上述のように、主題発明は、生体試料中の補体固定抗体の存在または不在を決定するための方法を提供する。主題発明の方法は、補体因子C1q(例えば、自己または外因性)を、目的の抗原に特異的に結合する同一生体試料中の補体固定抗体の存在を同定するために利用する。
抗体を誘発する能力がある抗原または抗原決定因子は、本発明における使用に対して好適である。かかる抗原または抗原決定因子は、例えば、正常ヒト[例えば、ヒト白血球抗原(HLA)]、細菌、ウイルス、寄生虫、または真菌供給源、もしくは腫瘍抗原等の異常組織に由来するものであり得る。抗原は、概して抗体が産生され得るいずれの分子でもあり得、アジュバンドの存在を必要とする、または別の分子に接合し、抗体形成を誘導することを必要とする分子を含む。抗原は、ペプチドまたはタンパク質、炭水化物、核酸、もしくは脂質であり得る。また、「抗原」という用語は、例えば、機能的ドメインまたは生物学上関連のあるモチーフを含有するタンパク質のサブユニット、またはタンパク質の断片等を含む自然に発生する分子の部分を含む。好適な抗原は、細胞周期、組織特異的タンパク質、腫瘍マーカー、サイトカイン、主要組織適合性複合タンパク質、ヒートショックタンパク質、および病原体関連タンパク質(病原体は、細菌、ウイルス、真菌、原虫、多寄生虫、またはプリオンであり得る)に関連するタンパク質、ならびに輸血抗原および組織適合試験、リポ多糖、スフィンゴ脂質等に関連する炭水化物残渣を含むが、それらに制限されない。例示的抗原は、動物を疾患から保護する免疫応答を誘発するものである。かかる抗原の例は、原虫寄生虫抗原、蠕虫寄生虫抗原、エクト寄生虫抗原、真菌抗原、細菌性抗原、およびウイルス性抗原を含むが、それらに制限されない。
幾つかの実施形態において、生体試料を、最初に任意で交差反応性抗原に接触させる。概して、生体試料を交差反応性抗原に接触させることは、生体試料中の交差反応性抗体の欠乏をもたらすが、抗AgI(目的の抗原)特異的補体固定抗体は欠乏させず、存在する場合には、(例えば、本明細書に記載されるように特異的抗AgI特異的補体固定抗体を検出するアッセイの使用による)検出可能なレベルで試料中に残存する。したがって、生体試料に接触するため使用される交差反応性抗原は、概して、予吸収された生体試料中の抗AgI特異的補体固定抗体の存在または不在を検出するために使用されるAgIを含まない。
主題方法を実践するにおいて、対象からの試料は、抗AgI特異的補体固定抗体の存在に対してアッセイされる。
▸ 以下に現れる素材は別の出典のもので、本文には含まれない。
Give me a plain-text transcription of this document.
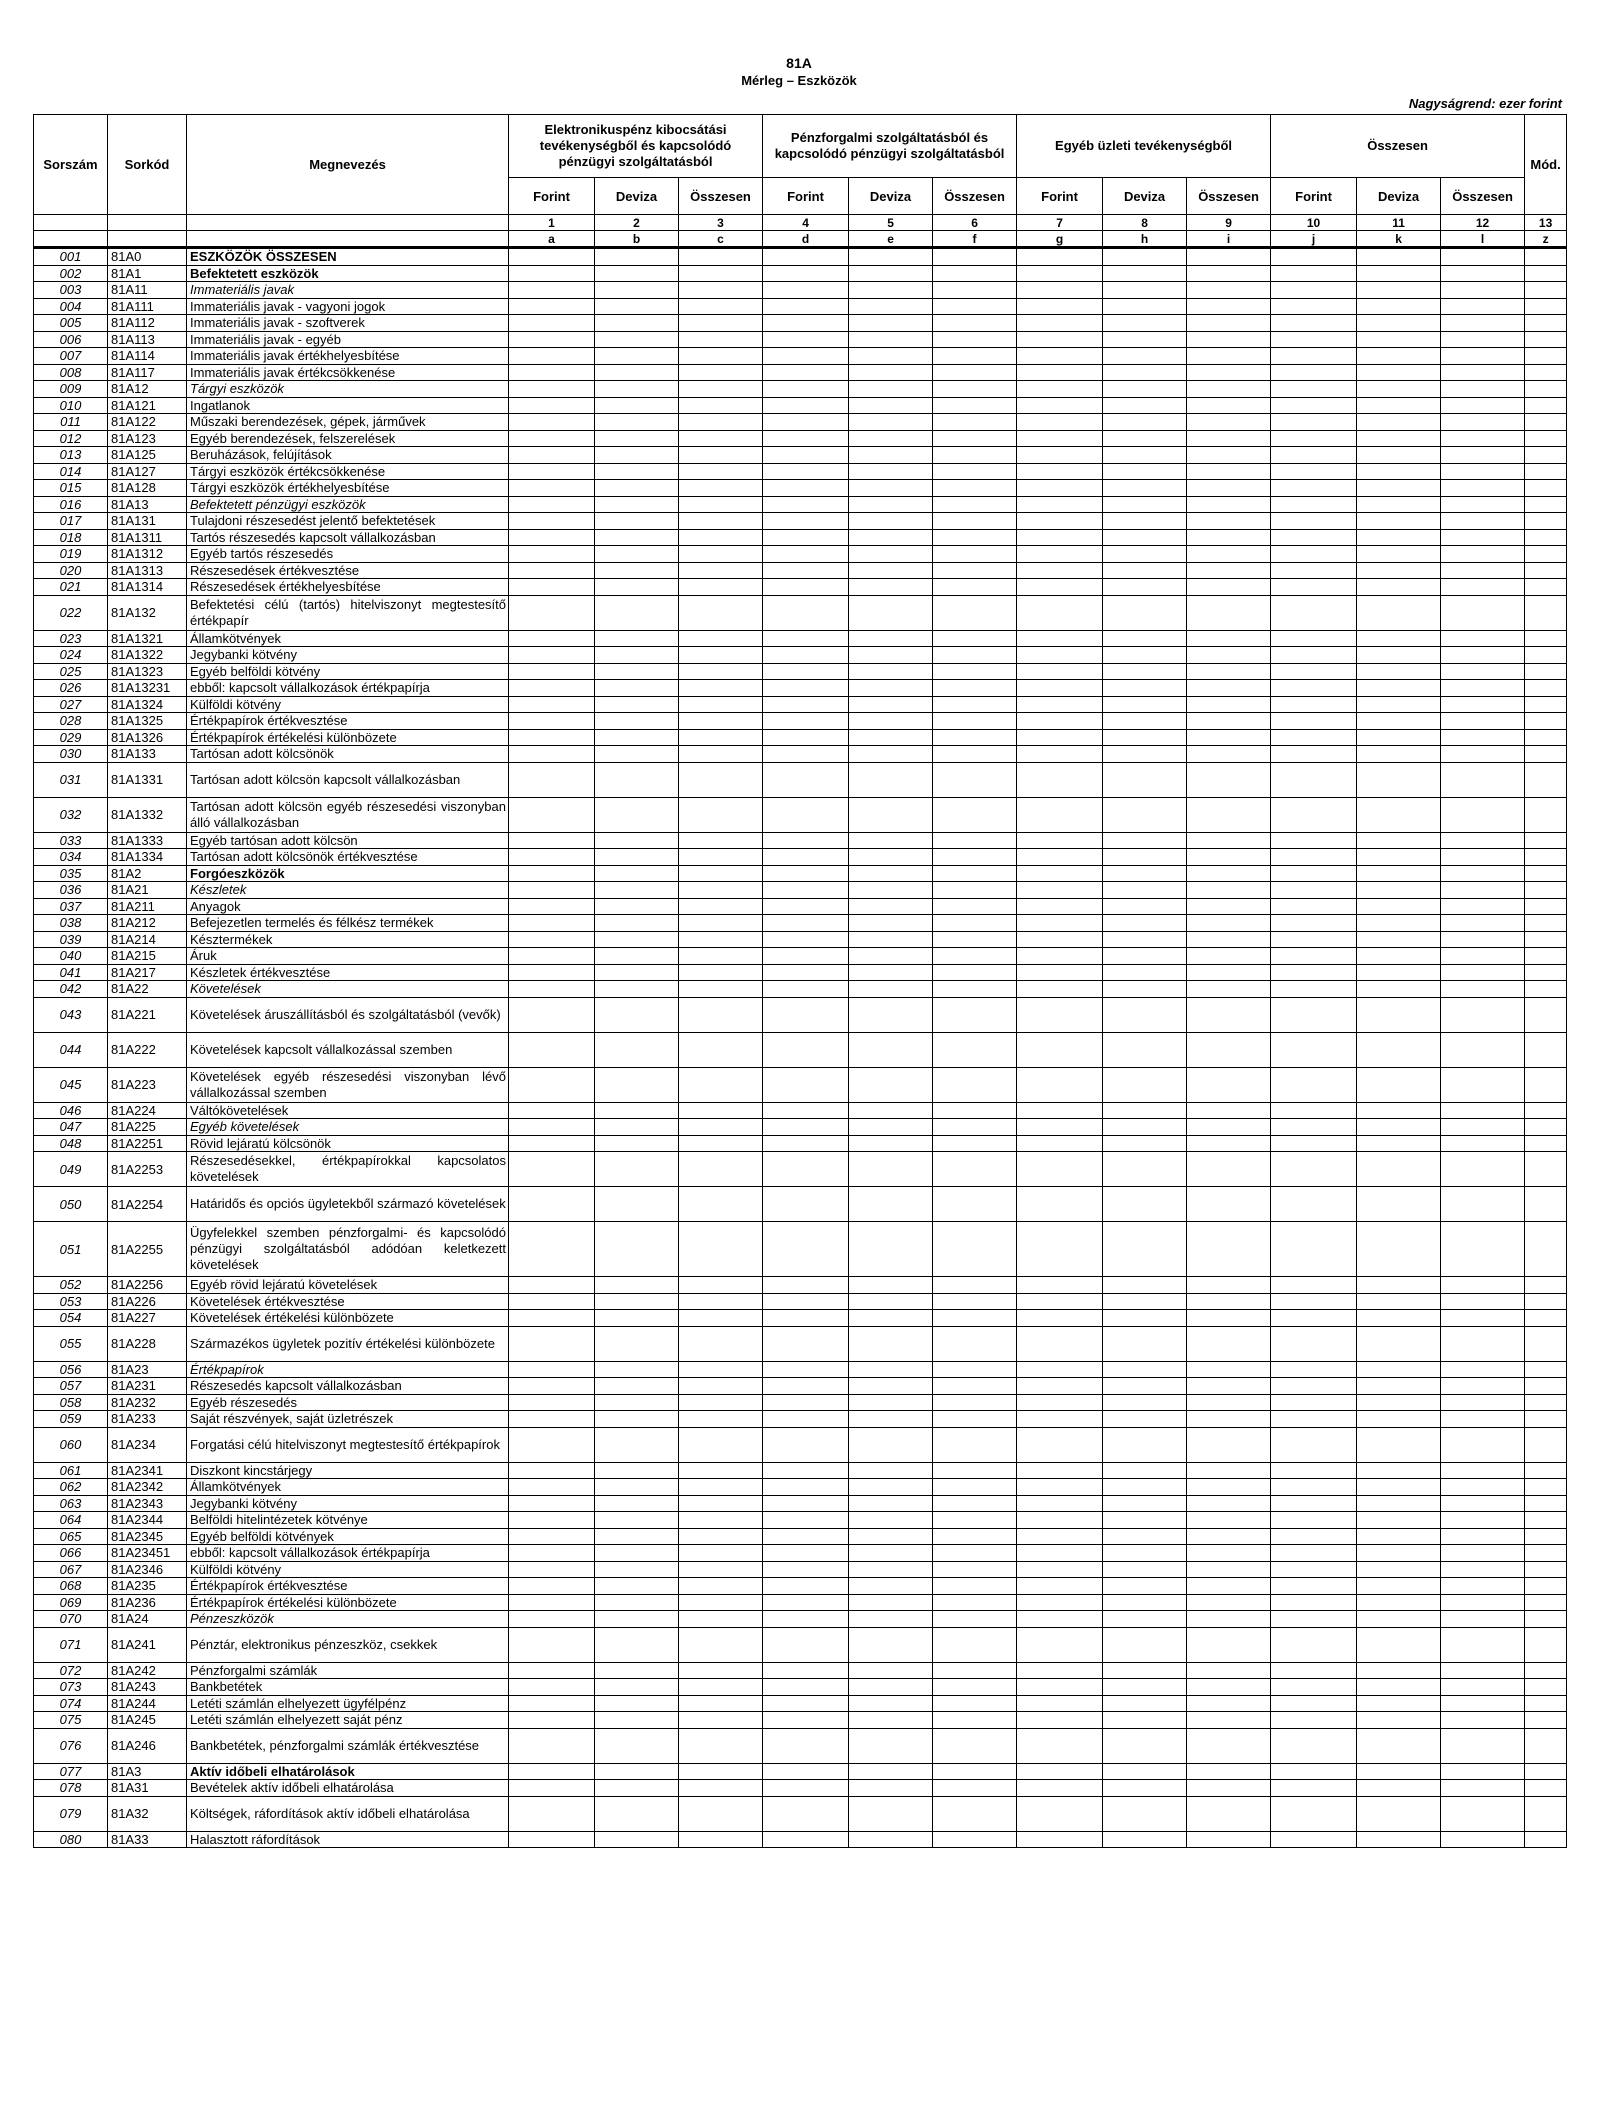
81A
Mérleg – Eszközök
Nagyságrend: ezer forint
Sorszám	Sorkód	Megnevezés	Elektronikuspénz kibocsátási tevékenységből és kapcsolódó pénzügyi szolgáltatásból			Pénzforgalmi szolgáltatásból és kapcsolódó pénzügyi szolgáltatásból			Egyéb üzleti tevékenységből			Összesen			Mód.
			Forint	Deviza	Összesen	Forint	Deviza	Összesen	Forint	Deviza	Összesen	Forint	Deviza	Összesen	
			1	2	3	4	5	6	7	8	9	10	11	12	13
			a	b	c	d	e	f	g	h	i	j	k	l	z
001	81A0	ESZKÖZÖK ÖSSZESEN													
002	81A1	Befektetett eszközök													
003	81A11	Immateriális javak													
004	81A111	Immateriális javak - vagyoni jogok													
005	81A112	Immateriális javak - szoftverek													
006	81A113	Immateriális javak - egyéb													
007	81A114	Immateriális javak értékhelyesbítése													
008	81A117	Immateriális javak értékcsökkenése													
009	81A12	Tárgyi eszközök													
010	81A121	Ingatlanok													
011	81A122	Műszaki berendezések, gépek, járművek													
012	81A123	Egyéb berendezések, felszerelések													
013	81A125	Beruházások, felújítások													
014	81A127	Tárgyi eszközök értékcsökkenése													
015	81A128	Tárgyi eszközök értékhelyesbítése													
016	81A13	Befektetett pénzügyi eszközök													
017	81A131	Tulajdoni részesedést jelentő befektetések													
018	81A1311	Tartós részesedés kapcsolt vállalkozásban													
019	81A1312	Egyéb tartós részesedés													
020	81A1313	Részesedések értékvesztése													
021	81A1314	Részesedések értékhelyesbítése													
022	81A132	Befektetési célú (tartós) hitelviszonyt megtestesítő értékpapír													
023	81A1321	Államkötvények													
024	81A1322	Jegybanki kötvény													
025	81A1323	Egyéb belföldi kötvény													
026	81A13231	ebből: kapcsolt vállalkozások értékpapírja													
027	81A1324	Külföldi kötvény													
028	81A1325	Értékpapírok értékvesztése													
029	81A1326	Értékpapírok értékelési különbözete													
030	81A133	Tartósan adott kölcsönök													
031	81A1331	Tartósan adott kölcsön kapcsolt vállalkozásban													
032	81A1332	Tartósan adott kölcsön egyéb részesedési viszonyban álló vállalkozásban													
033	81A1333	Egyéb tartósan adott kölcsön													
034	81A1334	Tartósan adott kölcsönök értékvesztése													
035	81A2	Forgóeszközök													
036	81A21	Készletek													
037	81A211	Anyagok													
038	81A212	Befejezetlen termelés és félkész termékek													
039	81A214	Késztermékek													
040	81A215	Áruk													
041	81A217	Készletek értékvesztése													
042	81A22	Követelések													
043	81A221	Követelések áruszállításból és szolgáltatásból (vevők)													
044	81A222	Követelések kapcsolt vállalkozással szemben													
045	81A223	Követelések egyéb részesedési viszonyban lévő vállalkozással szemben													
046	81A224	Váltókövetelések													
047	81A225	Egyéb követelések													
048	81A2251	Rövid lejáratú kölcsönök													
049	81A2253	Részesedésekkel, értékpapírokkal kapcsolatos követelések													
050	81A2254	Határidős és opciós ügyletekből származó követelések													
051	81A2255	Ügyfelekkel szemben pénzforgalmi- és kapcsolódó pénzügyi szolgáltatásból adódóan keletkezett követelések													
052	81A2256	Egyéb rövid lejáratú követelések													
053	81A226	Követelések értékvesztése													
054	81A227	Követelések értékelési különbözete													
055	81A228	Származékos ügyletek pozitív értékelési különbözete													
056	81A23	Értékpapírok													
057	81A231	Részesedés kapcsolt vállalkozásban													
058	81A232	Egyéb részesedés													
059	81A233	Saját részvények, saját üzletrészek													
060	81A234	Forgatási célú hitelviszonyt megtestesítő értékpapírok													
061	81A2341	Diszkont kincstárjegy													
062	81A2342	Államkötvények													
063	81A2343	Jegybanki kötvény													
064	81A2344	Belföldi hitelintézetek kötvénye													
065	81A2345	Egyéb belföldi kötvények													
066	81A23451	ebből: kapcsolt vállalkozások értékpapírja													
067	81A2346	Külföldi kötvény													
068	81A235	Értékpapírok értékvesztése													
069	81A236	Értékpapírok értékelési különbözete													
070	81A24	Pénzeszközök													
071	81A241	Pénztár, elektronikus pénzeszköz, csekkek													
072	81A242	Pénzforgalmi számlák													
073	81A243	Bankbetétek													
074	81A244	Letéti számlán elhelyezett ügyfélpénz													
075	81A245	Letéti számlán elhelyezett saját pénz													
076	81A246	Bankbetétek, pénzforgalmi számlák értékvesztése													
077	81A3	Aktív időbeli elhatárolások													
078	81A31	Bevételek aktív időbeli elhatárolása													
079	81A32	Költségek, ráfordítások aktív időbeli elhatárolása													
080	81A33	Halasztott ráfordítások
幾つかの実施形態において、アッセイされる試料は、AgIに特異的に結合する補体固定抗体を含有する最初の供給源である試料であるか、それに由来する試料である。他の実施形態において、試料は、不十分な補体を含有する最初の供給源であるか、あるいはそれから得られる。かかる試料は、補体またはC1qが熱失活により破壊されたもの、および外因的にC1qが供給されたものを含む。故に、好適な試料供給源は、AgIに特異的に結合する補体固定抗体が放出された液体に由来するであろう。目的の試料供給源は、多くの異なる体液、特に血液または血液産物、例えば、血清、血漿、および全血、血液細胞、および尿を含むが、それらに制限されない。試料の量は、特異的アッセイフォーマットに適合する任意の量であり得る。幾つかの実施形態において、AgIに特異的に結合する補体固定抗体の存在または不在に対するアッセイの前に、試料は、好適な溶液に希釈されるであろう。概して、生体試料を希釈するのに好適な溶液は、リン酸塩緩衝生理食塩水(PBS)等の緩衝液を含み、かつ例えば、ウシ血清アルブミン(BSA)等の非特異的遮断薬、Triton−X−100等の洗浄剤等の添加物を含んでもよい。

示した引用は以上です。